Indeterminate forms occur in calculus when limits don't definitively point to a single outcome without additional processing. Common forms include \( \frac{0}{0} \), \( \frac{\infty}{\infty} \), and \( \frac{-\infty}{\infty} \). In this exercise, we encounter it when trying to evaluate \( \lim_{x \to 0^{+}} \frac{\ln(x)}{1/x} \), which at first appears as \( \frac{-\infty}{\infty} \).This is where L'Hôpital's Rule comes in handy. For limits presenting these forms, L'Hôpital's Rule allows us to differentiate the numerator and the denominator separately, subsequently evaluating the limit of the derived fractions. Applying this rule helps simplify these indeterminate forms into more recognizable expressions that can then be easily solved.Here’s how it aids in this problem:

• Take derivatives: Differentiate the numerator and denominator separately.

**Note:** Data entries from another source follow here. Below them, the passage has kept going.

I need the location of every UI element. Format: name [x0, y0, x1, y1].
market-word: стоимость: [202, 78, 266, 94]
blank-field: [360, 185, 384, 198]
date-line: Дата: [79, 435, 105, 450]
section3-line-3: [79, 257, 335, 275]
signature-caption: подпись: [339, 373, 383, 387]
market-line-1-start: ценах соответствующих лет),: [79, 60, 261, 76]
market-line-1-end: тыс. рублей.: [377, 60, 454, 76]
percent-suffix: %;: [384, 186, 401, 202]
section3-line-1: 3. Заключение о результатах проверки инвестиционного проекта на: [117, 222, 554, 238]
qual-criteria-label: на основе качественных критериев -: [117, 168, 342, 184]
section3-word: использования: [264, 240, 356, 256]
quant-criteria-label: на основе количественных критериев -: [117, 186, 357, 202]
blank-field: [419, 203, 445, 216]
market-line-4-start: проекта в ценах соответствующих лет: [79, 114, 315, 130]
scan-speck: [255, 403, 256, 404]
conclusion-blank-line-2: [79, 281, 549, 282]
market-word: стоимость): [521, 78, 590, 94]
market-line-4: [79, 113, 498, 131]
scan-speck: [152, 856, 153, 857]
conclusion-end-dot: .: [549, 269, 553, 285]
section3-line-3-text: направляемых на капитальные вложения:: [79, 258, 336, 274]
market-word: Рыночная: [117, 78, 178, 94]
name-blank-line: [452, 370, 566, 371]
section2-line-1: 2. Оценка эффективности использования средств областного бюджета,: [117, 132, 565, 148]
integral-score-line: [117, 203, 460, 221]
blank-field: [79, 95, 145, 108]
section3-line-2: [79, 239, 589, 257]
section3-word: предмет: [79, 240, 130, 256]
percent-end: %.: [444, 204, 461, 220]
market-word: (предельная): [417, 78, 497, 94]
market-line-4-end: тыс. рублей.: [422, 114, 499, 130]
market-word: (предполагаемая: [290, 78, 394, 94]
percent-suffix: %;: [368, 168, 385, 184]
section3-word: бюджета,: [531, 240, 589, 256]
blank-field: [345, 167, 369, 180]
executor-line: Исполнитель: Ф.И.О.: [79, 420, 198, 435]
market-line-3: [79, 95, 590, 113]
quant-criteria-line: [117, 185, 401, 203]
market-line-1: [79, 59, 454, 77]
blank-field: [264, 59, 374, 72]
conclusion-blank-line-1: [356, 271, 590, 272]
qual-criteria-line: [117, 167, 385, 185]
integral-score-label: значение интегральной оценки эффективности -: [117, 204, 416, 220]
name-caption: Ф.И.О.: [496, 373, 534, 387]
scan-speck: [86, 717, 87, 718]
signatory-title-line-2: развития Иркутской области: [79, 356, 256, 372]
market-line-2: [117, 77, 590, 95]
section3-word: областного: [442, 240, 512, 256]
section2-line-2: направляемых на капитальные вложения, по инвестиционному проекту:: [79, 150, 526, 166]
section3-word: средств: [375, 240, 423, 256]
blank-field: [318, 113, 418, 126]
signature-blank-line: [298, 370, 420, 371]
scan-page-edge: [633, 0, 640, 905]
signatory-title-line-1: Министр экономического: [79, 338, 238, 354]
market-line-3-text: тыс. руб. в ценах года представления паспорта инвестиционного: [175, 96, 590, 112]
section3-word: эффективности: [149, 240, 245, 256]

• Solve the new limit: The new expression resulting from differentiation often simplifies the evaluation process.
• Reanalyze: It provides clarity in expressions that might seem awkward or complex initially.

Recognizing and managing indeterminate forms effectively, especially with the use of tools like L'Hôpital's Rule, is a core skill in mastering calculus concepts.